The U.S. Supreme Court has ruled President Biden’s student loan forgiveness plan to be unconstitutional, The New York Times and others reported.
In a 6-to-3 decision, the high court held, in the case of Biden v. Nebraska, that the “Secretary of Education does not have authority under the Higher Education Relief Opportunities for Students Act of 2003 to establish a student loan forgiveness program that will cancel roughly $430 billion in debt principal and affect nearly all borrowers,” according to SCOTUSblog.
Writing for the majority, Chief Justice John G. Roberts Jr. wrote that a mass debt cancellation program of such significance required clear congressional authorization.
“The Secretary asserts that the HEROES Act grants him the authority to cancel $430 billion of student loan principal. It does not,” Roberts wrote. “We hold today that the Act allows the Secretary to ‘waive or modify’ existing statutory or regulatory provisions applicable to financial assistance programs under the Education Act, not to rewrite that statute from the ground up.”
“Congress authorized the forgiveness plan (among many other actions); the Secretary put it in place; and the President would have been accountable for its success or failure,” Justice Elena Kagan wrote in dissent. "But this Court today decides that some 40 million Americans will not receive the benefits the plan provides, because (so says the Court) that assistance is too ‘significant.’”

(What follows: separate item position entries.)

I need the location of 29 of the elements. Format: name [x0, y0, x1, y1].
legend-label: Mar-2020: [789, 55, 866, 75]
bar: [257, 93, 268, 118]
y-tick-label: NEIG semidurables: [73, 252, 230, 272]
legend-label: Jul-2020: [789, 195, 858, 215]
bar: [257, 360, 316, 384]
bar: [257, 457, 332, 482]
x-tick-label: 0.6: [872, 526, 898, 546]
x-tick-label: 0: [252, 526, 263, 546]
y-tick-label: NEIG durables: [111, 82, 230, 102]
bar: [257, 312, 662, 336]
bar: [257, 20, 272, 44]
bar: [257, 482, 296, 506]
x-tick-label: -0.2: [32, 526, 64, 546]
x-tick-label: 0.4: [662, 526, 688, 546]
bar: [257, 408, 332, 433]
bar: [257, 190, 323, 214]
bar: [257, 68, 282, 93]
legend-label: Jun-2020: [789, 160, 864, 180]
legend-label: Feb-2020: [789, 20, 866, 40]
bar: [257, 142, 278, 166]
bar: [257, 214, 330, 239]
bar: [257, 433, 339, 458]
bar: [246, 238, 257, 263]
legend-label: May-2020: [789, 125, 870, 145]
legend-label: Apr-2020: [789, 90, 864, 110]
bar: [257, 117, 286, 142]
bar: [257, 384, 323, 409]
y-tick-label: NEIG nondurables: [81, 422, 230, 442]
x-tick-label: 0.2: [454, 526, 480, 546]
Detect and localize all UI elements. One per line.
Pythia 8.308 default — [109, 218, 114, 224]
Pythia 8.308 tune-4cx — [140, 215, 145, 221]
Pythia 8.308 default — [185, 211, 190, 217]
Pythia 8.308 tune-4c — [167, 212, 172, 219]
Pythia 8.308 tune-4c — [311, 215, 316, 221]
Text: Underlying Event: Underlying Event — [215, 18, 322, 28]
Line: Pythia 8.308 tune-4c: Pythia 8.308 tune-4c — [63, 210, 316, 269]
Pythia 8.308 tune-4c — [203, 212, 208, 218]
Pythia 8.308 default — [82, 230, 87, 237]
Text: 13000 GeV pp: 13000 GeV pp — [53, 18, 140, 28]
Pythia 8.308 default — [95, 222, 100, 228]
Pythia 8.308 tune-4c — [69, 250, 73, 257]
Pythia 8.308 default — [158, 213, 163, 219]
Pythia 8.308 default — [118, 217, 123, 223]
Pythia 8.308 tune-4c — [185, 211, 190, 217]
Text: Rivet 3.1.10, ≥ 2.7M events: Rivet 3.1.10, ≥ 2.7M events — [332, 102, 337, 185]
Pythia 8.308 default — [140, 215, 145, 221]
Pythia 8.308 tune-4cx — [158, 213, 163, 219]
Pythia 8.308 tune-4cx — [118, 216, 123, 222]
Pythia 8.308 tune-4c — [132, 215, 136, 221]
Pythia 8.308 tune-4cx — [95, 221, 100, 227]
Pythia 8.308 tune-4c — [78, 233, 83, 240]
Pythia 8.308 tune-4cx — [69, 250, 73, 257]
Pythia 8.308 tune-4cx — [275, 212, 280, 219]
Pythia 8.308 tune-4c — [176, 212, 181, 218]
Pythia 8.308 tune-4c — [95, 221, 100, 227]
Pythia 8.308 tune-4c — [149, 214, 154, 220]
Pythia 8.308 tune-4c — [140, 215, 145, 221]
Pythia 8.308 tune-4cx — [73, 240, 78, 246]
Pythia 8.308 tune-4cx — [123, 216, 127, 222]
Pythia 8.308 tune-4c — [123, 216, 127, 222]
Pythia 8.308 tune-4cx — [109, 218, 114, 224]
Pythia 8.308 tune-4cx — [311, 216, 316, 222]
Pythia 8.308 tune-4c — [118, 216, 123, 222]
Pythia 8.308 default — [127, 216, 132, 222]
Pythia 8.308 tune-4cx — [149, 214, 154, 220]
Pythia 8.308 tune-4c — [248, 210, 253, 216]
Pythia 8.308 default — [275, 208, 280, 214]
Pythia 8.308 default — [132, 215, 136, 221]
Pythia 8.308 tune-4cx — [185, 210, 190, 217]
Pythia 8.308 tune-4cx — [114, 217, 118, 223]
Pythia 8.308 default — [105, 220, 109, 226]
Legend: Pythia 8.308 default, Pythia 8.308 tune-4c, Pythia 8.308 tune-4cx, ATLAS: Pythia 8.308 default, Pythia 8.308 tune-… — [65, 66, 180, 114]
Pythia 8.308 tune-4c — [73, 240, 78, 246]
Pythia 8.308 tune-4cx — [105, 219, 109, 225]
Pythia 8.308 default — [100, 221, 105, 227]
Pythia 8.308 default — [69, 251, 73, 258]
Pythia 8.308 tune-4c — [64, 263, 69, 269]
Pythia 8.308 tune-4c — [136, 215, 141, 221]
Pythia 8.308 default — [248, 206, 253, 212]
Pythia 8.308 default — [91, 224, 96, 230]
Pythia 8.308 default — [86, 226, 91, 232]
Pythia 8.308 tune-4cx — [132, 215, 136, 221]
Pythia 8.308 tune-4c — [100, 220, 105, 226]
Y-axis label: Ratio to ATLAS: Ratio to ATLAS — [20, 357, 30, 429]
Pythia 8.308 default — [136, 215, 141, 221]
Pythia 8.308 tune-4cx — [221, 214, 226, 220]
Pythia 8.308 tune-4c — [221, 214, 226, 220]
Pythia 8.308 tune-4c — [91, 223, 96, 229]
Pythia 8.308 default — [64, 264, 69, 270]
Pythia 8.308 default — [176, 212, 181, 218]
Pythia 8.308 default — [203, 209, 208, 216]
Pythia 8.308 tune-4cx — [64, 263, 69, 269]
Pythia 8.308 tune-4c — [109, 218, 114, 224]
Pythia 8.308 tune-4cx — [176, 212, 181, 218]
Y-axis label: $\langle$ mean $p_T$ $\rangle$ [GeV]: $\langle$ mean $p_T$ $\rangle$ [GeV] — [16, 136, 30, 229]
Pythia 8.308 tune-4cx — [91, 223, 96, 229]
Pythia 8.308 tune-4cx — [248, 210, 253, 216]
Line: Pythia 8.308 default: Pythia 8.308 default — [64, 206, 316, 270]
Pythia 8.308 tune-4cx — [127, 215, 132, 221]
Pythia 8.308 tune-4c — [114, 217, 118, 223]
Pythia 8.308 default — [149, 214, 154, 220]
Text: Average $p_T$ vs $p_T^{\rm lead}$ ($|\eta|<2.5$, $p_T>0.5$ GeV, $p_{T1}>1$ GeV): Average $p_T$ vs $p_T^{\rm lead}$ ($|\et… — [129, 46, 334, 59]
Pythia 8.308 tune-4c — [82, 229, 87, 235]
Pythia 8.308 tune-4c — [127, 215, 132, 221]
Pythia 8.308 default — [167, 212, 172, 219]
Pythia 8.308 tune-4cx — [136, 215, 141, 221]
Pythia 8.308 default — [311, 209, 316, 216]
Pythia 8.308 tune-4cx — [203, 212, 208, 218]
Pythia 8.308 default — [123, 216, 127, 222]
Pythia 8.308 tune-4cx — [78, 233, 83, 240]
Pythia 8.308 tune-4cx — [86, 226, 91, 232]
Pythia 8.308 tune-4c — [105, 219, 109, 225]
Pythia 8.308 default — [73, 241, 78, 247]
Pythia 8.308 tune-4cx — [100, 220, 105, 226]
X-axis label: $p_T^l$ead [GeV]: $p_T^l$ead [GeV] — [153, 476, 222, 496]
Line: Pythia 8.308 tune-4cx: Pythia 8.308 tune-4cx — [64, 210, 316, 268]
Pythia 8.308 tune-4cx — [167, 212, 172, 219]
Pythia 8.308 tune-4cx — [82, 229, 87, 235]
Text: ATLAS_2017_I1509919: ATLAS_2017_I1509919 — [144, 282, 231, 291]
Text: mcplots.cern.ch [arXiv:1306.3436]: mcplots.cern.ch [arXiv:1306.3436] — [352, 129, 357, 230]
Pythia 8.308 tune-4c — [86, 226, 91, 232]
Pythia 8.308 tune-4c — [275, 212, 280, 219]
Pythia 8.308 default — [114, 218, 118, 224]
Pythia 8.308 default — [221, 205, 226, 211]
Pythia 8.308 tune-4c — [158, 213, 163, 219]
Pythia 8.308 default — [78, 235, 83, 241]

President Joe Biden announced the plan in August 2022. It called for the cancellation of up to $20,000 in debt for recipients of Pell Grant recipients with U.S. Department of Education (DOE) loans and up to $10,000 in debt for non-Pell Grant recipients. Eligible recipients of the relief had to make less than $125,000 as an individual or $250,000 as a household.
Since then, the loan forgiveness plan has been subject to several legal challenges. In November 2022, the U.S. Court of Appeals for the Eighth Circuit in St. Louis indefinitely blocked its implementation. The Eighth Circuit issued its order in response to an appeal from six states to a U.S. District Court for the Eastern District of Missouri ruling that dismissed the states’ argument that they would be financially harmed by the plan in the form of lost tax revenue. The states are Nebraska, Missouri, Arkansas, Iowa, Kansas and South Carolina. The case was argued before the high court in February.
Anticipating an unfavorable decision, many students had already started to prepare for the resumption of their loan repayments, which had been paused until Oct. 1, The Washington Post reported.
In addition to the additional burden on some households, the end of the pause could further cool consumer spending by redirecting billions of dollars to monthly loan payments, economists said. Investment bank Jefferies estimates that the renewed payments will come to $18 billion a month, or 3 percent of the $686 billion that the Census Bureau estimates Americans spent on retail and food services in May, according to the Post.
Still, there are ways to eliminate one’s student debt, The New York Times advised. They are: income-driven repayment; public service loan forgiveness; closed or low-performing schools (petitioning the government about the institution for which the loan was issued); bankruptcy discharge, but only in limited circumstances; and disability discharge.